切り絵は、白と黒で表現される。鹿児島で生まれ育った私にとって、切り絵とは「故郷」そのものです!
切り絵アーティストの三島知美さんをご紹介します。
幼少の頃から絵を描く事が好きだった三島さんは、小学校の担任の先生の言葉がきっかけで、イラストレーターを目指しました。
その担任の先生から「世の中には、絵で仕事ができる職業があるんだ!それが、イラストレーターだ!」と教えてもらったのです。
高校卒業後、1年間アルバイトをして上京するための資金を作り、福島県出身の著名なイラストレーター長沢節さんが創立した、セツ・モードセミナーへ4年間通いました。
長沢節先生は、ファッションイラストの第一人者と言われ、学校ではデッサンを中心に水彩や色の勉強をしました。学校はファッションにも携わっていたので、服の洋裁コースもあり、在学中洋裁の勉強もしました。
先生の職業柄、学校には数多くの雑誌編集人も来訪しました。
私は卒業と同時に知人の紹介で、雑誌のイラストカットのお仕事をいただきました。
帰郷する転機になったのが、父の闘病生活でした。
とても優しい父・・・。

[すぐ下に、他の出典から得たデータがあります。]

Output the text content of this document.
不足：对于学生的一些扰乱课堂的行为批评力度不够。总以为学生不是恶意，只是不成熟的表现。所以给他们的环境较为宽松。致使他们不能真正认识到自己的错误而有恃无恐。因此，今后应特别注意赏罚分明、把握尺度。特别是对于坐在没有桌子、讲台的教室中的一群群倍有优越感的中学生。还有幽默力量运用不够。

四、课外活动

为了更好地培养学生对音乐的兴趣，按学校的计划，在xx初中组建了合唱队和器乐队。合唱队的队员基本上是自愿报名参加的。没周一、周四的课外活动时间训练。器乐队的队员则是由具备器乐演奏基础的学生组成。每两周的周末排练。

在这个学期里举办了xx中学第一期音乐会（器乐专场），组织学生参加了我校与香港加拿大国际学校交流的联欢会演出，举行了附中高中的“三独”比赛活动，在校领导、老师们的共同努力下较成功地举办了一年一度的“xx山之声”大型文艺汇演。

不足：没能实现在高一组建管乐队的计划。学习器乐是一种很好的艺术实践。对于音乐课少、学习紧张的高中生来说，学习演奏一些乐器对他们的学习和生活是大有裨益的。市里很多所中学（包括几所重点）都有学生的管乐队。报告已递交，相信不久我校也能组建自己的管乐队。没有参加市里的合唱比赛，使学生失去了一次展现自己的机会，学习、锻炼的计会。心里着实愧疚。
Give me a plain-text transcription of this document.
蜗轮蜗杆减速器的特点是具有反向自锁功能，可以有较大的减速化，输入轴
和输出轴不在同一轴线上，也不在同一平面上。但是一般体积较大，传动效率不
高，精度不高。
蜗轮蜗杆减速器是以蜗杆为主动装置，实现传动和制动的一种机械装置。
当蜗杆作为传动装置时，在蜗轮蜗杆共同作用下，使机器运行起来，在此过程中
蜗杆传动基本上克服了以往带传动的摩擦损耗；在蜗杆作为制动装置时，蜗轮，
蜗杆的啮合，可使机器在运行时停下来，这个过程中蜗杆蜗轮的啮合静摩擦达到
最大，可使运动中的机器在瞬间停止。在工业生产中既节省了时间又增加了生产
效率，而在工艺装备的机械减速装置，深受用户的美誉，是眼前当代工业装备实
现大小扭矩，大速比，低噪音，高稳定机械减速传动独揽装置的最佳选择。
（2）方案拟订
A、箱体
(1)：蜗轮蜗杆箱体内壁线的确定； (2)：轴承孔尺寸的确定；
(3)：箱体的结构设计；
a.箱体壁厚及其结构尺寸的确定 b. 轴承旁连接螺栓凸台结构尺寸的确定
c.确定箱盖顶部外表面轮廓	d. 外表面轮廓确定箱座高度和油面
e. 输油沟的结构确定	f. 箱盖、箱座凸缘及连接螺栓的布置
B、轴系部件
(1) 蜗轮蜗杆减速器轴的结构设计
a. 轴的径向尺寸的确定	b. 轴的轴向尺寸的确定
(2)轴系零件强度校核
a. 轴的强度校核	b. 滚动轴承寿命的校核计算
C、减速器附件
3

これだけ自由にさせてもらったのは父が寛大だったから・・・。
叔父に「最後くらいは帰ってあげなさい!」と言われ鹿児島へ帰る事を決心しました。
鹿児島生活では、東京で出会った方のご縁があり、お仕事を紹介いただき、文を添えてイラストを描く仕事をさせていただきました。
その仕事で、鹿児島県内を色々回る事になり、鹿児島市を行き来しているうちに、街の喫茶店のマスターに鹿児島のお店と作家の人たちがタッグを組んで展示会をする話を耳にしました。
三島さんと言えば、長沢先生の水彩の表現を取り入れる形でイラストを描き続けていましたが、自分の個性を探していました。
そこで周りの人からアドバイスとして取り入れたものが「切り絵」でした。
「切り絵」は白と黒の表現ができるという事から、鹿児島の街に切り絵が合うのではないか?という事で自分の表現方法として「切り絵」を選び、現在に至っています。
山を切るのが好きで、桜島の切り絵をよく描きます。切り絵は、東洋と西洋のどちらの世界にも通じている表現のように思います。
鹿児島に古くから伝わる「いろは歌」を切り絵かるたにしています。今後も精力的に鹿児島の物や事、人物などを切り絵にして表現していきたいです。
三島知美/Mishima Tomomi
切り絵を制作する上で色々な方々に出会う事が出来ました。
本当にそのお一人お一人に感謝しています。
これからも良い作品を作り続けていきたいです。